The traditional consumer shopping journey has been reshaped in recent years, thanks in large part to the growing presence of mobile devices and wider acceptance of e-commerce. And this isn't only the case for B2C brands.
For B2B companies, the growing importance of e-commerce is taking an increasingly central role in business marketers' minds, but building a mobile commerce presence may soon become a priority.
Last fall, Accenture Interactive released a report, "Channel Shift: Measuring B2B Efforts to Shift Customer Online," that both surveyed and addressed this e-commerce-filled reality. And in short, it found that B2B e-commerce is only going to gain traction.
Some of the most interesting data points for B2B marketers were:
- 59% of B2B organizations see one-third of their customers transacting online;
- And email marketing is the most prevalent tactic B2B organizations rely on to promote online sales, used by 92% of respondents
A quick glance at the B2B e-commerce landscape points to a future that is big and bright.
Chris Dalton, CEO at CloudCraze, an enterprise e-commerce software solution, and previously with the Acquity Group which is now Accenture Interactive, told Marketing Dive that professionals of all ages are becoming more prone to ordering and interacting online with businesses.
However, he explained, "Younger generations have been faster to adopt e-commerce, and in many cases, they are driving adoption of B2B e-commerce. Young professionals grew up using technology and shopping online, so B2B e-commerce is a natural extension of shopping in their personal lives."
Citing out Forrester research that predicted U.S. B2B e-commerce will reach $1.1 trillion by 2019, quadrupling the B2C e-commerce market, Dalton believes wider adoption is inevitable. He sees this growth as coming from software-as-a-service (SaaS) e-commerce from tech vendors such as Salesforce. Dalton noted that Forrester Research Principal Analyst Andy Hoar told a CloudCraze webinar audience that 63% of B2B buyers research half, or more, of work purchases online and that an e-commerce site can meet customers where they shop and research -- a move that reduces friction in the buying process.
"For B2B companies, e-commerce significantly improves the ordering process for smaller to mid-size clients with less complex orders or routine re-orders. It also reduces order processing costs and errors," he said.
Between SaaS solutions and age demographics, these two factors are having an impact on B2B e-commerce adoption. Overall, Dalton sees a fast upward trend for B2B e-commerce.
What works, and doesn’t work
Like so much of digital marketing, personalization is a winning B2B e-commerce tactic. Personalization is one area where B2B marketers might have a leg up on their B2C counterparts because the complex sale fosters strong, unique relationships with customers through face-to-face interactions.
"Many B2B companies understand the power of personalization in e-commerce. Inserting the personal touch into the user experience has been a more natural instinct for the customer-minded B2B company," Dalton said.
According to Dalton, CloudCraze works with Coca-Cola and Barry Callebaut, two corporations that have figured out e-commerce is the best way to serve their tier-two and -three customers, enabling them to automate online orders from across the globe and on mobile.

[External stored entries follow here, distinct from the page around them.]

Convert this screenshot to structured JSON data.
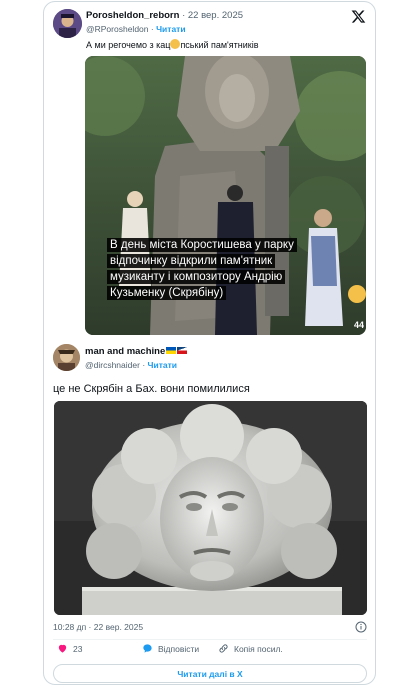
{
  "tweet": {
    "display_name": "Porosheldon_reborn",
    "date": "· 22 вер. 2025",
    "handle": "@RPorosheldon",
    "follow_label": "Читати",
    "text_before_emoji": "А ми регочемо з кац",
    "text_after_emoji": "пський пам'ятників",
    "video_caption": "В день міста Коростишева у парку відпочинку відкрили пам'ятник музиканту і композитору Андрію Кузьменку (Скрябіну)",
    "reaction_count": "44"
  },
  "quote": {
    "display_name": "man and machine",
    "handle": "@dircshnaider",
    "follow_label": "Читати",
    "text": "це не Скрябін а Бах. вони помилилися"
  },
  "footer": {
    "timestamp": "10:28 дп · 22 вер. 2025",
    "like_count": "23",
    "reply_label": "Відповісти",
    "copy_link_label": "Копія посил.",
    "read_more_label": "Читати далі в X"
  },
  "colors": {
    "accent": "#1d9bf0",
    "like_red": "#f91880",
    "muted": "#536471",
    "border": "#cfd9de"
  }
}
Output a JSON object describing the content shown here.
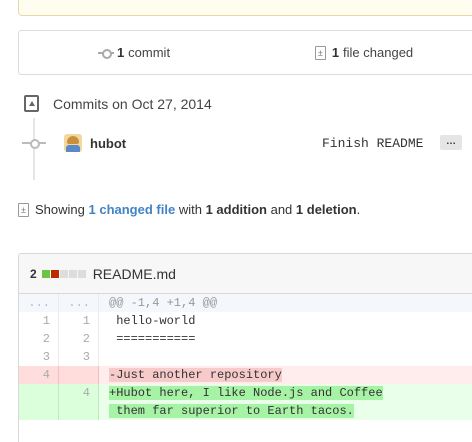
{
  "summary": {
    "commits_count": "1",
    "commits_label": "commit",
    "files_count": "1",
    "files_label": "file changed"
  },
  "commits_section": {
    "header": "Commits on Oct 27, 2014",
    "commit": {
      "author": "hubot",
      "message": "Finish README",
      "ellipsis": "…"
    }
  },
  "showing": {
    "prefix": "Showing",
    "files_link": "1 changed file",
    "with_text": "with",
    "additions": "1 addition",
    "and_text": "and",
    "deletions": "1 deletion",
    "suffix": "."
  },
  "diff": {
    "change_count": "2",
    "filename": "README.md",
    "rows": [
      {
        "type": "hunk",
        "old": "...",
        "new": "...",
        "text": "@@ -1,4 +1,4 @@"
      },
      {
        "type": "ctx",
        "old": "1",
        "new": "1",
        "text": " hello-world"
      },
      {
        "type": "ctx",
        "old": "2",
        "new": "2",
        "text": " ==========="
      },
      {
        "type": "ctx",
        "old": "3",
        "new": "3",
        "text": ""
      },
      {
        "type": "del",
        "old": "4",
        "new": "",
        "text": "-Just another repository"
      },
      {
        "type": "add",
        "old": "",
        "new": "4",
        "text": "+Hubot here, I like Node.js and Coffee"
      },
      {
        "type": "add-cont",
        "old": "",
        "new": "",
        "text": " them far superior to Earth tacos."
      }
    ]
  }
}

Where B2B companies are going wrong with e-commerce is wasting money, resources and time investing in cumbersome, on-premise e-commerce solutions, he said. The issues are these solutions take 18-plus months to implement and update in yearly cycles, and they tie into a company’s back-office ERP systems, which is cut off from the customer-facing experience and data.
"In an inherently complex and resource-intensive industry, B2B companies are smart to make major investments in improving the customer experience online," Dalton explained.
One way B2B organizations can eliminate several steps that result in added friction in the customer buying journey is to integrate in-context commerce into the purchase process. Separately, to enhance the customer experience online, companies can build integrated community marketplaces into e-commerce platforms. Other investment areas include customizable order options, or "by the half pallet," and smart automation capabilities, which "understand the customer's geolocation, buying history and point of purchase."
Investing in these actions would benefit B2B brands looking to encourage their customers to move their purchases online.
Mobile capability is a B2B e-commerce must-have
Mobile ordering can eliminate the need for on-site visits for routine or small orders, easing life for customers and reducing costs for vendors. What's more, mobile ordering increases the value of face-to-face meetings because sales reps can spend more time building relationships and improving strategy instead of recording routine orders.
Dalton offered Coca-Cola Germany as an example of a large business corporation that has understood the value of investing in mobile commerce. He said they sought out a data-driven customer portal that tailored the shopping experience based on unique qualifiers identified by Salesforce as well as by customer groups.
"We automated major touchpoints for their ordering process on mobile, which allowed buyers to manage inventory in real-time while they are in the field," he explained.
As B2B firms spend more on commerce technology -- Forrester predicts B2B organizations will outspend online retailers by 2019 in terms of commerce tech -- fully harnessing mobile will become top priority.
"For global businesses, mobile not only simplifies transactions, it makes it possible for small or mid-sized business owners in developing countries to replenish orders from their mobile devices. In many cases, this is the only Internet connection they have," Dalton said.